We collected data from the GitHub REST API. As can be seen in the "data" folder, we merged 10 smaller datasets consisting of 100 repos (due to pagination). In the folder there are other sizes available for testing purposes. We used "fullset_with_more_fields.csv" that was made by adding more features to "1000sorted.json" by fetching additional data from URLs.
For the deployment of the model on our clien VM we have files from scripts/ansible folder and we have run "start_instances.py" to start two more VMs: on for the development server and one for the production server. In order to login to these servers, a SSH key was generated and Ansible hosts file was updated.

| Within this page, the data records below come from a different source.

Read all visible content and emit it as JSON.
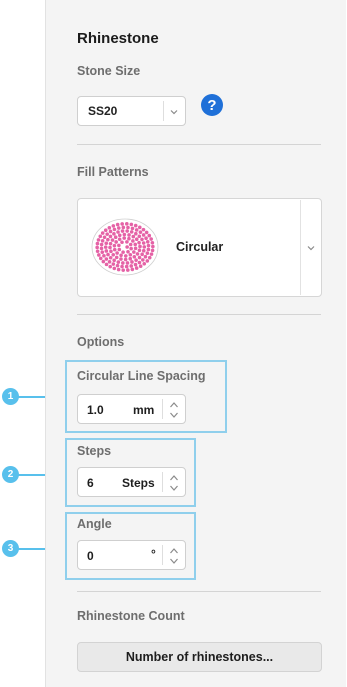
{
  "panel": {
    "title": "Rhinestone",
    "stone_size": {
      "label": "Stone Size",
      "value": "SS20",
      "help_glyph": "?"
    },
    "fill_patterns": {
      "label": "Fill Patterns",
      "selected": "Circular"
    },
    "options": {
      "label": "Options",
      "circular_line_spacing": {
        "label": "Circular Line Spacing",
        "value": "1.0",
        "unit": "mm"
      },
      "steps": {
        "label": "Steps",
        "value": "6",
        "unit": "Steps"
      },
      "angle": {
        "label": "Angle",
        "value": "0",
        "unit": "°"
      }
    },
    "rhinestone_count": {
      "label": "Rhinestone Count",
      "button_label": "Number of rhinestones..."
    }
  },
  "callouts": [
    "1",
    "2",
    "3"
  ],
  "colors": {
    "accent": "#1f70d8",
    "callout": "#58c0ec",
    "highlight_border": "#8fcfec",
    "stone_dot": "#e562a6"
  },
  "icons": {
    "help": "help-circle-icon",
    "dropdown": "chevron-down-icon",
    "spinner": "spin-up-down-icon",
    "pattern_preview": "circular-pattern-icon"
  }
}
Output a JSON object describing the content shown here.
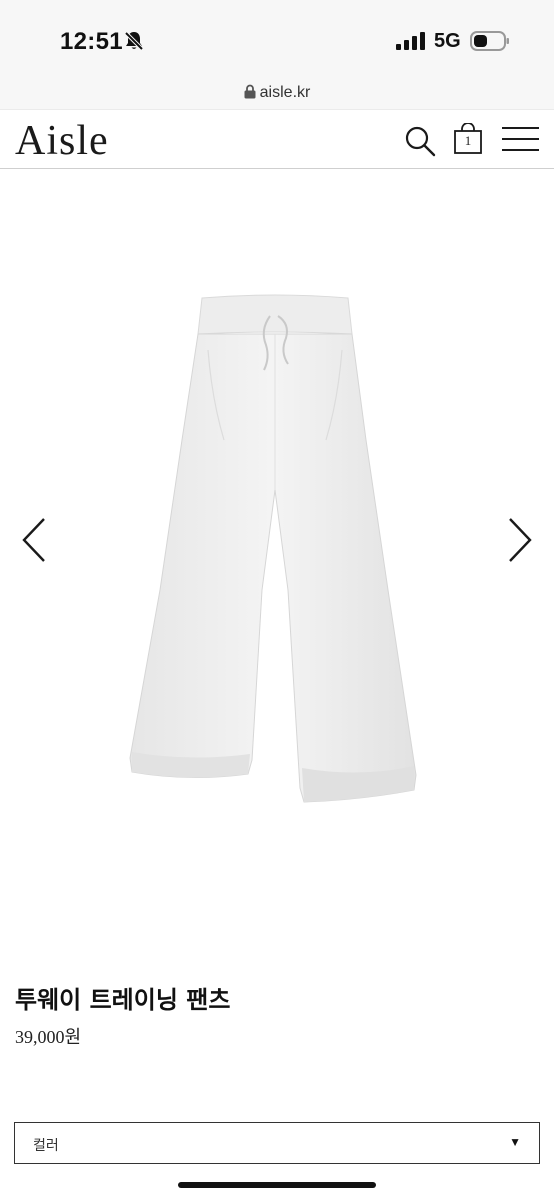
{
  "status_bar": {
    "time": "12:51",
    "network": "5G",
    "icons": [
      "bell-slash-icon",
      "signal-icon",
      "battery-icon"
    ]
  },
  "browser": {
    "url": "aisle.kr",
    "icon": "lock-icon"
  },
  "header": {
    "logo": "Aisle",
    "cart_count": "1",
    "icons": [
      "search-icon",
      "shopping-bag-icon",
      "hamburger-menu-icon"
    ]
  },
  "gallery": {
    "image": "white-training-pants",
    "prev_icon": "chevron-left-icon",
    "next_icon": "chevron-right-icon"
  },
  "product": {
    "name": "투웨이 트레이닝 팬츠",
    "price": "39,000원"
  },
  "options": {
    "color_label": "컬러",
    "caret": "▼"
  }
}
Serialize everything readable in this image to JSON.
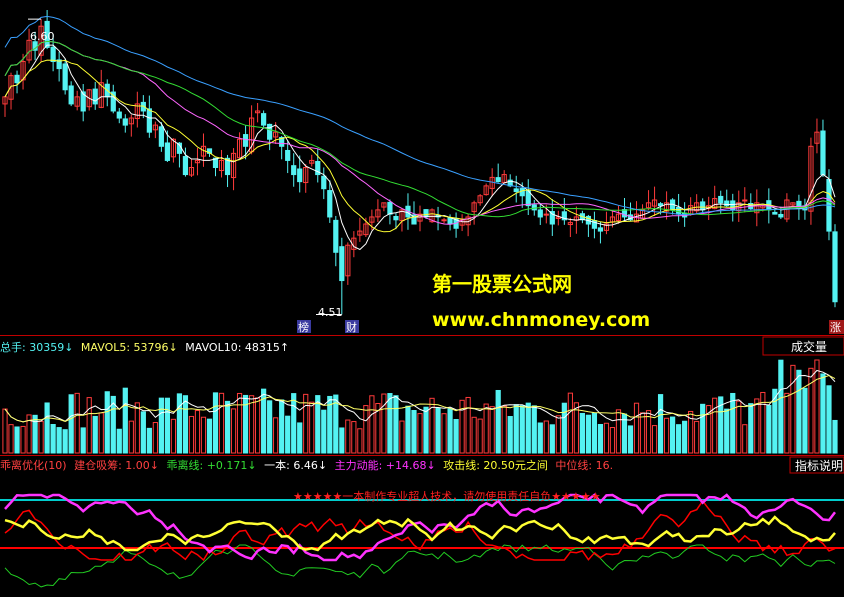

We used Git Hooks to push files from the development server to the production. In order to use this we created a Git Hook post-receive file in a git empty directory.
On the development server ("model_serving/development_server") we have evaluated a couple of models, choose the best one (Random Forest) and trained it on parallel by having a Ray cluster ("training_on_ray.py"). The head was on the development server and we started two additional workers. You can see all the needed Ray documentation here https://docs.ray.io/en/latest/cluster/vms/user-guides/launching-clusters/on-premises.html#on-prem. After training the trained model ("model.joblib" file) is pushed to the production server.
On the production server ("model_serving/production_server") are all the files for a Flask based web application as a frontend server and a Celery and RabbitMQ server for backend server. There is also the pushed model and the data set, as well as the code for running the predictions for 5 repositories. We have added "nginx.conf" to manage the requests for the application.
Instructions for data fetching from URL Links: To run the data collection scripts you need to add github PAT to the right place. The script is automated to switch between multiple tokens to avoid distruptions due to request limitations. Add atleast 3 tokens to the array for better performance - and change the number of tokens parameter appropriately.
Instructions to run distributed hyper-parameter tuning: Use the sh file in distributed tuning folder to set up the VM annd install all necessary packages. Change the IP to connect to the ray master node. Change the number of CPU as necessary. Start VM by VM and do the scalability tests.